Yes your friend is correct. They are both opiates so you are basically just trading contin's for a lower dose. W/D will still be the same once you stop. Good Luck!!
Yes, they are all the same as Pregscared says.
that's so sad to hear. I was so proud of myself. I've read postings on the forum about people using ultram to help get of oc's. I figured since percs were never my drug of choice that I could use them to help ease the w/d's from the oxy's and then slowly wean off the percs. I've also been using xanax for my anxiety and to sleep at night. Here, I am, thinking I've almost made it, only to finds out I havent made any progress at all. I should just go back to the oxy's. I dont feel a thing on the percs, it was just stopping the cravings, I at least got high on the oc's......... sorry,, i don't want to sound like a pity party but I am just very disapointed...:(
A lot of people are addicted to Ultram too. It seems to be as bad as the Hydro and Perc's. By the way perc's are stronger than Hydro same opiate. You have to make your mind up as to what you want. It will not be easy to stop but it's up to you. This forum is a wonderful help and hopefully you have a supportive family and friends.

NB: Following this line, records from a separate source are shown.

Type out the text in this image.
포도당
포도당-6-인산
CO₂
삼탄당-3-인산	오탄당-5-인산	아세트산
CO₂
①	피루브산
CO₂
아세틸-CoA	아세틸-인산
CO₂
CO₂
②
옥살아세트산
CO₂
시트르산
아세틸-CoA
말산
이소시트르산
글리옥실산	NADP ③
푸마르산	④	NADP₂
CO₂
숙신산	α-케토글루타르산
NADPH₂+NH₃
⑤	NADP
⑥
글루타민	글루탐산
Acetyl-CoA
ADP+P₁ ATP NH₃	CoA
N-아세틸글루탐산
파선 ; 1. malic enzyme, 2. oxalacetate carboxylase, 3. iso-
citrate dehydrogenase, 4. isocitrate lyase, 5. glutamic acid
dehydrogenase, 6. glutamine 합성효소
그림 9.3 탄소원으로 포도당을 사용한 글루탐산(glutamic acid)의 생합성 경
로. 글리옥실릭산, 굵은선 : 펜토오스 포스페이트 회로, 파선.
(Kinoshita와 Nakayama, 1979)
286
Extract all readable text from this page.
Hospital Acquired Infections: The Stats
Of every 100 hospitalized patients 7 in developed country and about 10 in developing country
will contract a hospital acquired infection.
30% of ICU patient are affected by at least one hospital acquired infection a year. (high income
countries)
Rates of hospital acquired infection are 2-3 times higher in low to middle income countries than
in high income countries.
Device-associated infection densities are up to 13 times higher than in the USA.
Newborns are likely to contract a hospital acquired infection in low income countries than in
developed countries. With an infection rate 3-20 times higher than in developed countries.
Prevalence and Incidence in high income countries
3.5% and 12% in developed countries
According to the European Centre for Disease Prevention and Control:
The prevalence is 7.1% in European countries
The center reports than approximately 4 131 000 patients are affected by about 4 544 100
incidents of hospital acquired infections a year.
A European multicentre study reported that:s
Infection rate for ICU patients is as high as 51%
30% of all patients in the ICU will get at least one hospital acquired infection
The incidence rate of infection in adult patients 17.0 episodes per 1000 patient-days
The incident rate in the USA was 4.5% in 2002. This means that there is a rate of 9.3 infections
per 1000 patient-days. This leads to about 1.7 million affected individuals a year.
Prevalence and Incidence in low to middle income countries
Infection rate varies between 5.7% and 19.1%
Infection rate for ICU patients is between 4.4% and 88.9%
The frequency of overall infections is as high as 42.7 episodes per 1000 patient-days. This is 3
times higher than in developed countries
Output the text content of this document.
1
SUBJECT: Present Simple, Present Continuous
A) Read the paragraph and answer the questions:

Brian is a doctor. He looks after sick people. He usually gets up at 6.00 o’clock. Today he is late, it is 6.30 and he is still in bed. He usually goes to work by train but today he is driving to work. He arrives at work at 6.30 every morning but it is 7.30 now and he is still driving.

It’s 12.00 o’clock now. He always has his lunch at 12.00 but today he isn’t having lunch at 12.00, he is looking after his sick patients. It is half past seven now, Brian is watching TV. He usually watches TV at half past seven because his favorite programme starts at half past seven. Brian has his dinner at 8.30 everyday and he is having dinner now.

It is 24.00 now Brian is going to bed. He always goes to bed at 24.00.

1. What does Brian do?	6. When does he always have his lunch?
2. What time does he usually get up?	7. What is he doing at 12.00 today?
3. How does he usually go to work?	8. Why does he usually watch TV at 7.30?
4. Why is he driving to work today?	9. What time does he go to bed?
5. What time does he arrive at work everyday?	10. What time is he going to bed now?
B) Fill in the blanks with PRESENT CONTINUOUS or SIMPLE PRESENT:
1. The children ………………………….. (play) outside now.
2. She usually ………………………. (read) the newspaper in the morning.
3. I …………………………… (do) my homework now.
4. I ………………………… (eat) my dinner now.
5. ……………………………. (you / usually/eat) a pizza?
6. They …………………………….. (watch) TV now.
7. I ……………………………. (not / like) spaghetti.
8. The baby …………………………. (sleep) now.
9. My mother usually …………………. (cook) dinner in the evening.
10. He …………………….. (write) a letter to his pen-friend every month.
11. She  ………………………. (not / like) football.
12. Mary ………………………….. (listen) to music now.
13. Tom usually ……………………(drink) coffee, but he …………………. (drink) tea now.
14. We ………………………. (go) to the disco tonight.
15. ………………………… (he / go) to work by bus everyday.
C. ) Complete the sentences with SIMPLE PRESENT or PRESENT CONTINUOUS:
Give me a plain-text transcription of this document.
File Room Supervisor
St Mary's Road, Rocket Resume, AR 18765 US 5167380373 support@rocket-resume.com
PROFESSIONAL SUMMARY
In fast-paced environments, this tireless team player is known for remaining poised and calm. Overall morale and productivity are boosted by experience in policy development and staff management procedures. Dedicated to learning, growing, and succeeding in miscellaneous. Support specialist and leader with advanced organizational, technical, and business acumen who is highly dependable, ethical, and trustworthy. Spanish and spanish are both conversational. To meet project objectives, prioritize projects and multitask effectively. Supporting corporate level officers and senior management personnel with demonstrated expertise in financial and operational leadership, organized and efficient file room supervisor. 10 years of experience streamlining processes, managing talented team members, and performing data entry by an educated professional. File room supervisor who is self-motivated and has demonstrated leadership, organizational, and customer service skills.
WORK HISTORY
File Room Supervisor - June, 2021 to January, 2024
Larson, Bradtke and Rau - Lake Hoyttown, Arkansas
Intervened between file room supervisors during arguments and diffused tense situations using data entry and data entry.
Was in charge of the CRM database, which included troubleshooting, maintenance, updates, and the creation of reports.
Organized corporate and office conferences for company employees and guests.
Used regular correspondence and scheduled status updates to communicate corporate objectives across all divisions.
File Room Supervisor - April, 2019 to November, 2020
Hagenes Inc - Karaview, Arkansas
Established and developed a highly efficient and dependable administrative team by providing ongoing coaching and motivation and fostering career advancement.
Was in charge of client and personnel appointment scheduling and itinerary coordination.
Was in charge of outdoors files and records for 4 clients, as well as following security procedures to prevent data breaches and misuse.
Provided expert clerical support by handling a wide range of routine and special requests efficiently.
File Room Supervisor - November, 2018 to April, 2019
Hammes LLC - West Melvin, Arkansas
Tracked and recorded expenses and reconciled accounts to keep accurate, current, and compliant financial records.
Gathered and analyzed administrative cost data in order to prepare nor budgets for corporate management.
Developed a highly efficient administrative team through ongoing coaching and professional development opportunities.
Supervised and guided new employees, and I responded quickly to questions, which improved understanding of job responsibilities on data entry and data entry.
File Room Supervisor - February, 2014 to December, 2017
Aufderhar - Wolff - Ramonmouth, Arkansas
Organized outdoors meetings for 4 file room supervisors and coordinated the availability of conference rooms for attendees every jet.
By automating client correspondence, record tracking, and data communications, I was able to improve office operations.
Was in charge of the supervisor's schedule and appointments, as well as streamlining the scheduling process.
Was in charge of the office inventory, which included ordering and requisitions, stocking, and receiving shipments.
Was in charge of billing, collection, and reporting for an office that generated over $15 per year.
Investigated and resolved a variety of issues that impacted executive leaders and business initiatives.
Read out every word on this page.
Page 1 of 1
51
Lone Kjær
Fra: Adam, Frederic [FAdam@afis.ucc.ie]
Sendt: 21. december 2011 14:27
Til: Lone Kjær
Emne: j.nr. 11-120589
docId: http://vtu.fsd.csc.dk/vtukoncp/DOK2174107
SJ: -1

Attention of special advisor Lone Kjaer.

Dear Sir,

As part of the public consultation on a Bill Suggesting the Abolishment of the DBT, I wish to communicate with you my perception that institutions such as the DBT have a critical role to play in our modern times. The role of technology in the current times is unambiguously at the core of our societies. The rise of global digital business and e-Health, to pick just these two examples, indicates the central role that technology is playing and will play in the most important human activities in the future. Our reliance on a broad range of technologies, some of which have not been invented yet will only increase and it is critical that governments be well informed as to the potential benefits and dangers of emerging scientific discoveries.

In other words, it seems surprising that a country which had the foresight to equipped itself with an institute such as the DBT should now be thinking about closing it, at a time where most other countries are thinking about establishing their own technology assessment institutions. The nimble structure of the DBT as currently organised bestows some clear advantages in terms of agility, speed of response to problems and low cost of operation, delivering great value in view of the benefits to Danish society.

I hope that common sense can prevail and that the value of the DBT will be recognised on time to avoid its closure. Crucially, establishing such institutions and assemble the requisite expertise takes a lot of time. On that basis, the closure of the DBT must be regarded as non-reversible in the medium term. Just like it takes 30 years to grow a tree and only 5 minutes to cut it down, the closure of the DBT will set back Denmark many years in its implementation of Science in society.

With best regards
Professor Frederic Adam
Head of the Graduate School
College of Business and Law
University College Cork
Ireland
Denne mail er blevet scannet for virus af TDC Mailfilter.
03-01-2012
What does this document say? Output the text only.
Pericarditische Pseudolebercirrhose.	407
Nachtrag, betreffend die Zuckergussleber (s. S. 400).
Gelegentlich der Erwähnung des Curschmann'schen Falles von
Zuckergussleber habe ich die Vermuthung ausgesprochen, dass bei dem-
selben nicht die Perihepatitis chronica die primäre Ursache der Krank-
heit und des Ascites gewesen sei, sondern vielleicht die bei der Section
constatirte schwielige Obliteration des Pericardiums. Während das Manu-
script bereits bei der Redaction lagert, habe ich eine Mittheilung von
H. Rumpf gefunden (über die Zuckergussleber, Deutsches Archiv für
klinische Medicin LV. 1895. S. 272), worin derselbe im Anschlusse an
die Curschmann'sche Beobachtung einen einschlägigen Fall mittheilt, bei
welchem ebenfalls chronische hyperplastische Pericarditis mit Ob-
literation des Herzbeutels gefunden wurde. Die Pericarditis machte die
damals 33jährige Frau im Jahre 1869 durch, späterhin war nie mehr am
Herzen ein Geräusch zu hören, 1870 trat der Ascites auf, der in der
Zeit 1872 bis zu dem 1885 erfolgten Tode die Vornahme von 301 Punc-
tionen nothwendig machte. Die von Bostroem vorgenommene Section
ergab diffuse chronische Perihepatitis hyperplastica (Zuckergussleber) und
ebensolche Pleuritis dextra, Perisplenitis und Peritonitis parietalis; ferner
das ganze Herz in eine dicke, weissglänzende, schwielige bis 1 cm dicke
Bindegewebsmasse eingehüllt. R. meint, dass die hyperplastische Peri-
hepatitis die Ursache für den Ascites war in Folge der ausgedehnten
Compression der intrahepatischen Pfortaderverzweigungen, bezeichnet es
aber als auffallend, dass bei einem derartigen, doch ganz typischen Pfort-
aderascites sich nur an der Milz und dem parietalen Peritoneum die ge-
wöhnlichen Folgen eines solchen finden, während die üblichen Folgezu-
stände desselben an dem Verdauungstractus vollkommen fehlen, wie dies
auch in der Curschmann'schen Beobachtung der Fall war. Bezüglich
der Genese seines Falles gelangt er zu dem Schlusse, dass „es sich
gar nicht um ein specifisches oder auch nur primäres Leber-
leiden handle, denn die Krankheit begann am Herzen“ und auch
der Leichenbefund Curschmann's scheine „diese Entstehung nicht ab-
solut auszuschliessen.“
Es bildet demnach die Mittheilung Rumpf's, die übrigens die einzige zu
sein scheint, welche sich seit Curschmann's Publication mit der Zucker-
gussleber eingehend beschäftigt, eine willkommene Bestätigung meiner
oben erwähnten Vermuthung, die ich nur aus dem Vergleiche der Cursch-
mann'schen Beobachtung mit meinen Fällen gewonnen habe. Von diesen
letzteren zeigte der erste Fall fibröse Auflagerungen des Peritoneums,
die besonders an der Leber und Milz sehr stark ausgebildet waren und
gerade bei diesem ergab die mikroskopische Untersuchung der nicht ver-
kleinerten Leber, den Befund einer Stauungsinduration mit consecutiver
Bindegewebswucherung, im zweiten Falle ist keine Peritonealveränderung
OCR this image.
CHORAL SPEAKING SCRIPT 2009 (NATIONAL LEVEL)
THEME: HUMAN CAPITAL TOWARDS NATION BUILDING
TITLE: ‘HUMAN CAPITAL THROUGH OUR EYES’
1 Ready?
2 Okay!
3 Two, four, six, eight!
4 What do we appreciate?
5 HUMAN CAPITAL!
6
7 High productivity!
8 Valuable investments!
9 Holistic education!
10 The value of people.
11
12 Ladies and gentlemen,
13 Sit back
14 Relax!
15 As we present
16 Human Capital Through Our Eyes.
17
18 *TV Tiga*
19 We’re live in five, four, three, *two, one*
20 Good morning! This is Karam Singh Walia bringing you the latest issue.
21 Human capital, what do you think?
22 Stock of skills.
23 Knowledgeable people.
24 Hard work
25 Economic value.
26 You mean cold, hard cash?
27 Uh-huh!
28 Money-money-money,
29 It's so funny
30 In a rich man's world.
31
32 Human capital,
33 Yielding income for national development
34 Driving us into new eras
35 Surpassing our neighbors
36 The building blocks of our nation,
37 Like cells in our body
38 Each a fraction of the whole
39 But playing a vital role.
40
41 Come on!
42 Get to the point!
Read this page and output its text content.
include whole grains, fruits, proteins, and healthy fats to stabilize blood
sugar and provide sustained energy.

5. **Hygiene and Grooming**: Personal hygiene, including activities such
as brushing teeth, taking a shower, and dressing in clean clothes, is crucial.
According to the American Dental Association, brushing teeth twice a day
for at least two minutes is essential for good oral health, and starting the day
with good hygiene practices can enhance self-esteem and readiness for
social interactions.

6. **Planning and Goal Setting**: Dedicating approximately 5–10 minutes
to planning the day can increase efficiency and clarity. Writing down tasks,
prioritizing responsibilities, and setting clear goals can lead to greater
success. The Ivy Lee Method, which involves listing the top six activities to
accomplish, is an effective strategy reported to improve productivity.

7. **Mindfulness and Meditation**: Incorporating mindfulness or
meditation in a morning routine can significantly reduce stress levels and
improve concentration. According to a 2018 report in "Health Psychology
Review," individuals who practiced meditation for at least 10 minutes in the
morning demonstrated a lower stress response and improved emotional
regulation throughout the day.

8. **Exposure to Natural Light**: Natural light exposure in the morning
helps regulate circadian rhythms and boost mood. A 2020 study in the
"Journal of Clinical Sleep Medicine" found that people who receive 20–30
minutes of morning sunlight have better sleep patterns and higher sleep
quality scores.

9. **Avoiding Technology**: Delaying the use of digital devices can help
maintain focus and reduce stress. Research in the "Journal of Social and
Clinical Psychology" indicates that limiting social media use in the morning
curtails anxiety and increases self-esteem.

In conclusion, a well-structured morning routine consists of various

I'm just so sad, I thought I was doing so good. Are the w/d's from percs as bad as oc's? I've been so proud of myself and within one hour i went back to square one. I want to stop, I am going to stop, I am just upset because i thought i was just getting to the end of the w/d's, now i find out that they havent even started. what was the point. I did feel like **** the first few days, but the percs and xanax were taking the edge off. so i could at least function with the kids and work and school. now i feel like going to get an oc because this week meant nothing, Im just upset, i feel like i worked so hard to get to day five. Ive never made it 5 day's without an oxy. I knew when i stopped the percs id have w/d's but i thought they'd be minoe because i was only using them for 2 weeks or so and i was going to ween off and not just stop all the sudden,................i cant stop crying. where's the light at the end of the tunnell people speak of because i feel like im in the darkest place ever!
There is light but no pain no gain. I don't know of anyone that has stopped without WD's. Life without being a prisioner to the pills is so much better. You have to want it and be willing to give it time.
Oh and, hydro, percs,oxy, vic, herion etc are all opiates. There are differents strenghts of each of these and some are stronger than others but they are all opiates and WD's are the same. A lot seems to depend on how long you have used etc.
You basically have 3 choices:
(1) Continue taking full agonist opiates (hydros, oxys, morphine, heroin) and see what happens
(2) Switch to a partial agonist opiate (suboxone) or other addictive substance such as benzos and hope that your life will be more manageable this way
(3) Find a way to quit the drugs and not replace them with something else and get your life back
Option 3 is the only one that will put you in recovery, and yes you will have to go through withdrawal symptoms, but that's such a small price to pay, really, given the rewards.